Kamis, 17 Oktober 2013

Apparel Risks Sinking Sperry's Sailing Shoes

Batten down the hatches. Sperry Top-Sider, the brand behind boat shoes, is tacking toward the apparel business. The company today unveiled a line of men’s and women’s clothing that follows its general Cape-Cod-in-the-1980s aesthetic. Think waterproof yachting jackets, cargo pants, knit sweaters, and lots and lots of navy blue stripes.

It’s a logical expansion: Sperry has posted double-digit percent sales gains for 16 consecutive quarters. It’s also a bit of a risky bet. “It makes all the sense in the world; that doesn’t mean it’s going to work,” says Howard Davidowitz, founder of Davidowitz & Associates, a Manhattan-based retail consultancy.

The move is a way for Sperry owner Wolverine World Wide (WWW) to increase sales without cannibalizing its shoe business. Plus, the company’s distribution network is already built.

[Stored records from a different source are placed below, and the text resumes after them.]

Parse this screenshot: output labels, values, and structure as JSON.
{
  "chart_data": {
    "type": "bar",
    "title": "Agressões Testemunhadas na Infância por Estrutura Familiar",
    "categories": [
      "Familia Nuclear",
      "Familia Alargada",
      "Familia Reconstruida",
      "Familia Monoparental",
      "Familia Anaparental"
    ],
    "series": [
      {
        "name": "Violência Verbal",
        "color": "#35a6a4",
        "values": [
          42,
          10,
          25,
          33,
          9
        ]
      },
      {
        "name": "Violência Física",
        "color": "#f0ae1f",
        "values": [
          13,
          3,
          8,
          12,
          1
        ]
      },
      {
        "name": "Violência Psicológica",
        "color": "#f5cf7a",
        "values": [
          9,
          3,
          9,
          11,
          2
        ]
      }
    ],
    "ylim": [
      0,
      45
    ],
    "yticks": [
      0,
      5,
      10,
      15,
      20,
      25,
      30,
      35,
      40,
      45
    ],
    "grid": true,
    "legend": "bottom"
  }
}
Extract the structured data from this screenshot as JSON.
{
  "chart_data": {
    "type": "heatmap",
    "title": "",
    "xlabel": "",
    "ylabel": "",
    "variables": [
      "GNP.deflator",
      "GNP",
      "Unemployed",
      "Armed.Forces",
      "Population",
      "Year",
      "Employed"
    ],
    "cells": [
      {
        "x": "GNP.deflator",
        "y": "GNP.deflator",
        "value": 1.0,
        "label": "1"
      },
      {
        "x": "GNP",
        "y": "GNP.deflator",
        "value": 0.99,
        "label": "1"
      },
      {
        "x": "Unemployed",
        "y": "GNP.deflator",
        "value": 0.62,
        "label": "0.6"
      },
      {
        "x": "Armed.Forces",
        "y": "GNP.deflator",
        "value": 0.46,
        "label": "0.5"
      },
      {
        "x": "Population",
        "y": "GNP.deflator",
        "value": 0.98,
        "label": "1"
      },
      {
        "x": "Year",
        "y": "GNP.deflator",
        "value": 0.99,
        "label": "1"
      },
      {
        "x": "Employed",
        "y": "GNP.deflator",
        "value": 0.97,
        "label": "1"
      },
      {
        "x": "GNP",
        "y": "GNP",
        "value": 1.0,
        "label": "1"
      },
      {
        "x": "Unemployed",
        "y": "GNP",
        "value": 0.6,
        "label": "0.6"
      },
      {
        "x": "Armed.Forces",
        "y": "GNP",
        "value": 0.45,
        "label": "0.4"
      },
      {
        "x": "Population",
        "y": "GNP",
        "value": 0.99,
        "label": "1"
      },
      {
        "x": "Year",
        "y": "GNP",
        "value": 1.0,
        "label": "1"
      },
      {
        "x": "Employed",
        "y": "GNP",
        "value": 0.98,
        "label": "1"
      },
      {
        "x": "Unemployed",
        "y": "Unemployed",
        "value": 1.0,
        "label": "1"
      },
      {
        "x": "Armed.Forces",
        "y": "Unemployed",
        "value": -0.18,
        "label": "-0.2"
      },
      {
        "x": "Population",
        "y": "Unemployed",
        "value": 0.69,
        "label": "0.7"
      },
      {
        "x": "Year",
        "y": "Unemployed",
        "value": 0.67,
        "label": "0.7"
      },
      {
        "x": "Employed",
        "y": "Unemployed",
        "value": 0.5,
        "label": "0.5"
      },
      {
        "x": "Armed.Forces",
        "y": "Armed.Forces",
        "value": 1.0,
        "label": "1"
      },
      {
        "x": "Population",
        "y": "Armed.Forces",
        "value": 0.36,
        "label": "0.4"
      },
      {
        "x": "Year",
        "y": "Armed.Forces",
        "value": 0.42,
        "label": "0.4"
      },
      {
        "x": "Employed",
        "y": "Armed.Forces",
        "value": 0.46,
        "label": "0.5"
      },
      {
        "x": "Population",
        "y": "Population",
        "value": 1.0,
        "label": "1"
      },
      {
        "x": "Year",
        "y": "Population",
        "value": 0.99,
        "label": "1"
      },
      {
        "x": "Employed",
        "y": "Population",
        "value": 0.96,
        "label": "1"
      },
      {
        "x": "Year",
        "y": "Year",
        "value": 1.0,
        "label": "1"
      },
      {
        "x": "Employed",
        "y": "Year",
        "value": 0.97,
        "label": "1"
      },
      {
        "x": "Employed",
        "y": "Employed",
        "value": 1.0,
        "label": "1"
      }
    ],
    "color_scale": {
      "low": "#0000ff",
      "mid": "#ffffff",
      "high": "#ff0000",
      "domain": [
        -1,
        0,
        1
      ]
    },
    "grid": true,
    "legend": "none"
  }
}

Nike (NKE) has made a mint jumping from shoes to clothes. Roughly one-quarter of its sales now comes from apparel. Under Armour (UA) is capitalizing on a similar move, albeit in reverse; it tacked a burgeoning line of shoes on top of its popular workout clothes.

If all goes as planned, the broader line of products will help Sperry stretch from a maker of boat shoes to the type of wholesaler that gets a dedicated corner of real estate in department stores. Wolverine couldn’t be reached for comment, but Sperry President Craig Rheingold told Women’s Wear Daily he is trying to create a “lifestyle brand.” “We need apparel to complete the package and bring the brand to life,” Rheingold said.

The challenge is that Wolverine doesn’t know much about clothes. It has outsourced production to LF USA, but that spreads only some of the risk. And the apparel business is, in a word, difficult. Sperry has survived, more or less, by selling the same shoe for almost 80 years. The winds of fashion for clothes can turn in a matter of months.

“You’ve got to attract some of these geniuses who can come up with six different looks a season in the right color and the right weight,” Davidowitz says. “This is extraordinarily complex and hard to execute, which is why apparel stuff fails every 5 seconds.”

Megan Donadio, a retail strategist at Kurt Salmon, says companies tend to have more luck expanding from clothes to shoes, rather than vice versa. For one thing, a new shoe model can be developed over an entire year, rather than a season, she notes. And consumers see shoes as accessories, not the core of an outfit or style.

“Apparel companies think: ‘I know I can design a shoe that fits our outfits,’” Donadio says. “It’s a natural extension, but the reverse is much harder.”